K
Ken Stallings
Guest
Just to comment: I don't believe mankind can be saved, or minimum, the world as we know it. Reading up on the matter since years, with real investment, not only forum talks and blogosphere, I have come to the conclusion we won't make it this time around. The comprehension of this complex matter is too slow, the lobby of the fossil industry too strong, and the time too short.
Sorry, Naus, but as you further reveal your innermost thoughts, I have no choice but to conclude you are becoming extreme in your thought process.
As a matter of semantics, to say, "we wont' make it this time ..." leads me to wonder what thought process produced that observation? There is not another time. This is not a parallel universe of humanity with do-overs and make up games!
Perhaps the reason why the world won't achieve things at the pace and level you vehemently demand of it is that folks have concluded there is just one humanity and we exist merely once. If we screw this up either by misprioritizing our economies on the desire of meeting a theory, or denude our landscapes and poison our environments, then the outcome is likely to be no different.

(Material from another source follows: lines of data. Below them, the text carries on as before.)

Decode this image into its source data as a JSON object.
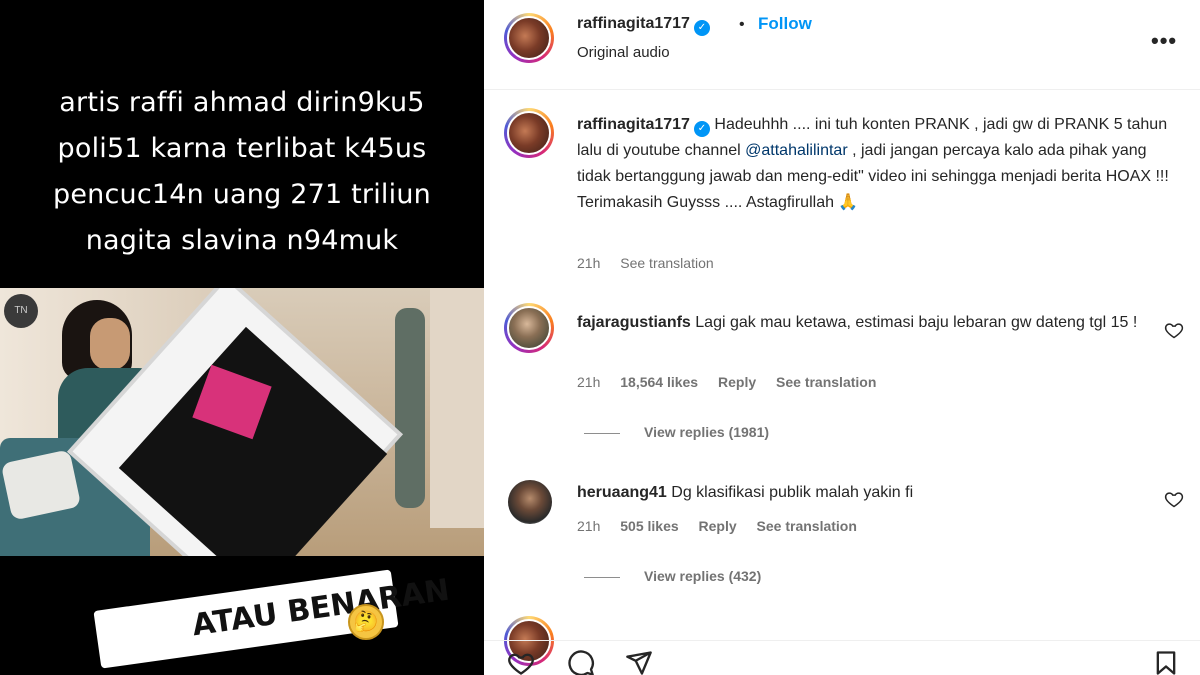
{
  "media": {
    "caption_lines": [
      "artis raffi ahmad dirin9ku5",
      "poli51 karna terlibat k45us",
      "pencuc14n uang 271 triliun",
      "nagita slavina n94muk"
    ],
    "stamp_text": "ATAU BENARAN",
    "stamp_emoji": "🤔",
    "watermark_logo": "TN"
  },
  "post": {
    "username": "raffinagita1717",
    "verified": true,
    "separator": "•",
    "follow_label": "Follow",
    "audio_label": "Original audio",
    "more_icon": "more-horizontal-icon"
  },
  "caption_comment": {
    "username": "raffinagita1717",
    "text_before_mention": "Hadeuhhh .... ini tuh konten PRANK , jadi gw di PRANK 5 tahun lalu di youtube channel",
    "mention": "@attahalilintar",
    "text_after_mention": ", jadi jangan percaya kalo ada pihak yang tidak bertanggung jawab dan meng-edit\" video ini sehingga menjadi berita HOAX !!! Terimakasih Guysss .... Astagfirullah 🙏",
    "time": "21h",
    "see_translation": "See translation"
  },
  "comments": [
    {
      "username": "fajaragustianfs",
      "text": "Lagi gak mau ketawa, estimasi baju lebaran gw dateng tgl 15 !",
      "time": "21h",
      "likes": "18,564 likes",
      "reply": "Reply",
      "see_translation": "See translation",
      "view_replies": "View replies (1981)"
    },
    {
      "username": "heruaang41",
      "text": "Dg klasifikasi publik malah yakin fi",
      "time": "21h",
      "likes": "505 likes",
      "reply": "Reply",
      "see_translation": "See translation",
      "view_replies": "View replies (432)"
    }
  ],
  "actions": {
    "like_icon": "heart-icon",
    "comment_icon": "comment-icon",
    "share_icon": "share-icon",
    "save_icon": "bookmark-icon"
  },
  "colors": {
    "accent": "#0095f6",
    "mention": "#00376b",
    "muted": "#737373",
    "text": "#262626"
  }
}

I don't share your pessimism. No doubt you conclude therefore that I "don't get it," but instead, I think I "do get it." I think that again you fail to realize and appreciate just how far the US as a nation has come since the days of even the 1970's. Take a trip to Pittsburgh or New York City. The areas there are clean and beautiful. They were not always that way four decades ago, but a lot was done to clean things up.

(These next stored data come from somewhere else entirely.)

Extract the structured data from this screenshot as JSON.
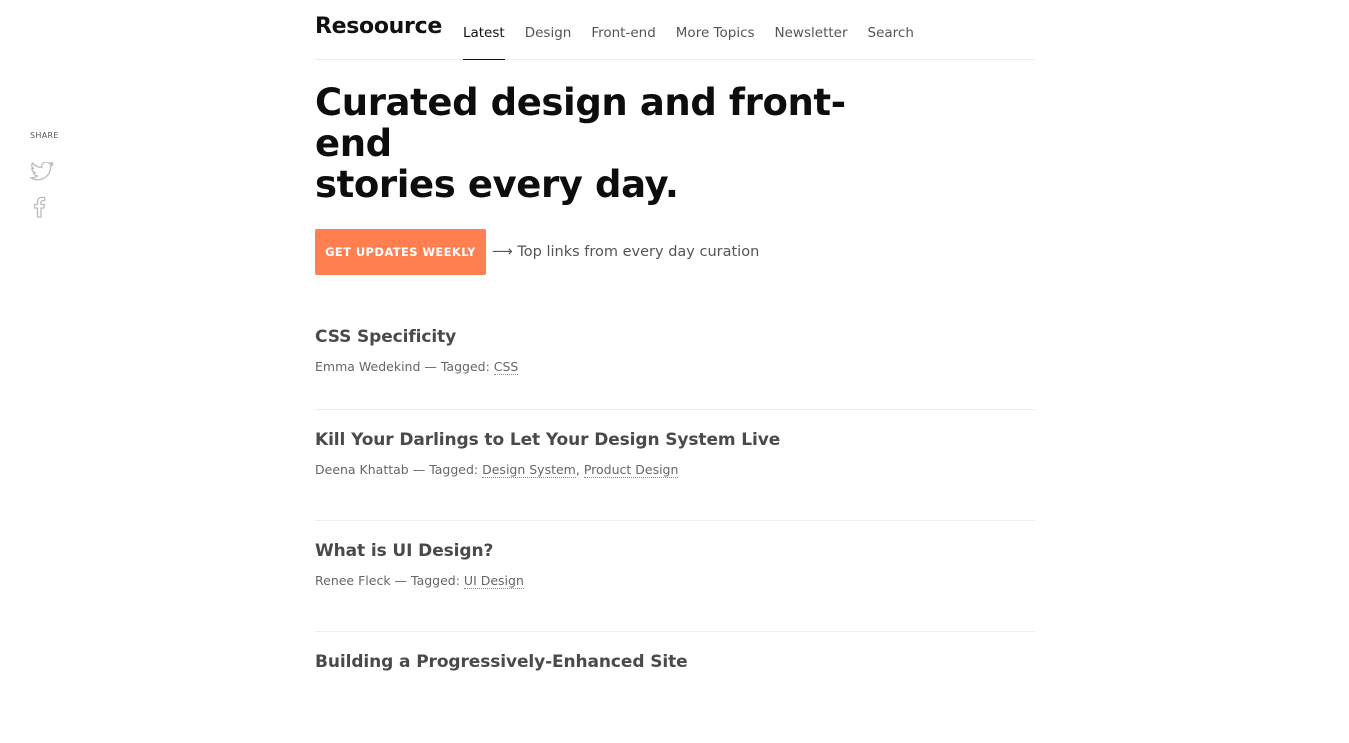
{
  "share": {
    "label": "SHARE",
    "icons": [
      "twitter-icon",
      "facebook-icon"
    ]
  },
  "header": {
    "logo": "Resoource",
    "nav": [
      {
        "label": "Latest",
        "active": true
      },
      {
        "label": "Design",
        "active": false
      },
      {
        "label": "Front-end",
        "active": false
      },
      {
        "label": "More Topics",
        "active": false
      },
      {
        "label": "Newsletter",
        "active": false
      },
      {
        "label": "Search",
        "active": false
      }
    ]
  },
  "hero": {
    "title_line1": "Curated design and front-end",
    "title_line2": "stories every day.",
    "cta_label": "GET UPDATES WEEKLY",
    "cta_note": "⟶ Top links from every day curation",
    "accent_color": "#ff7f50"
  },
  "articles": [
    {
      "title": "CSS Specificity",
      "author": "Emma Wedekind",
      "tagged_prefix": " — Tagged: ",
      "tags": [
        "CSS"
      ]
    },
    {
      "title": "Kill Your Darlings to Let Your Design System Live",
      "author": "Deena Khattab",
      "tagged_prefix": " — Tagged: ",
      "tags": [
        "Design System",
        "Product Design"
      ]
    },
    {
      "title": "What is UI Design?",
      "author": "Renee Fleck",
      "tagged_prefix": " — Tagged: ",
      "tags": [
        "UI Design"
      ]
    },
    {
      "title": "Building a Progressively-Enhanced Site",
      "author": "",
      "tagged_prefix": "",
      "tags": []
    }
  ]
}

We in America have spent a lot of treasure and effort to improve our environment. I think we deserve a lot of credit for that. But, most of those improvements were the result of individual enterprise based on individual conclusions. America may not represent the vast government orchestrated efforts it appears you would like to see.

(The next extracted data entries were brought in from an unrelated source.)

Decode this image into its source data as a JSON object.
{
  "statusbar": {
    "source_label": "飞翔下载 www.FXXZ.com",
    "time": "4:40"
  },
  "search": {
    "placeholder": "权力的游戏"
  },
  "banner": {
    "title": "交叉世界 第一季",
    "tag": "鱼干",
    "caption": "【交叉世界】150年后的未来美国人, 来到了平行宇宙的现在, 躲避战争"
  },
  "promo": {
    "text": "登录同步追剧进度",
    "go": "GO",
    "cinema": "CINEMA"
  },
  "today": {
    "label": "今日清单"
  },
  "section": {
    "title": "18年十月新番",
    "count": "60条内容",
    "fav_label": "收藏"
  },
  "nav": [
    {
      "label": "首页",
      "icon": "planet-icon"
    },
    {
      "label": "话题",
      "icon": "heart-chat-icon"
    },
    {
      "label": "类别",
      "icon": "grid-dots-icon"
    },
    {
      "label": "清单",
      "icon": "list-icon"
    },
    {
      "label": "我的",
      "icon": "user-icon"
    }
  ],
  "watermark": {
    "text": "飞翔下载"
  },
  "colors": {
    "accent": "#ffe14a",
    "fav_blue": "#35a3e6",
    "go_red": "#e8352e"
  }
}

But, I believe the combined efforts of millions of free-minded and freedom-empowered people can achieve great things. So, I don't share your gloomy assessment. The only thing that really concerns me is the results once more of the contrived efforts are revealed to paint a singular picture on global warming. I am concerned that amid the righteous responses, we might also get an overreaction as people discount the value of the rational choices and methods that would yeild good results.
Environmentalism doesn't need scare tactics to perpetuate its wisdom. And left to the rational choices on the rational timelines, improvements will be realized in their own time and with lasting positive results people can count on.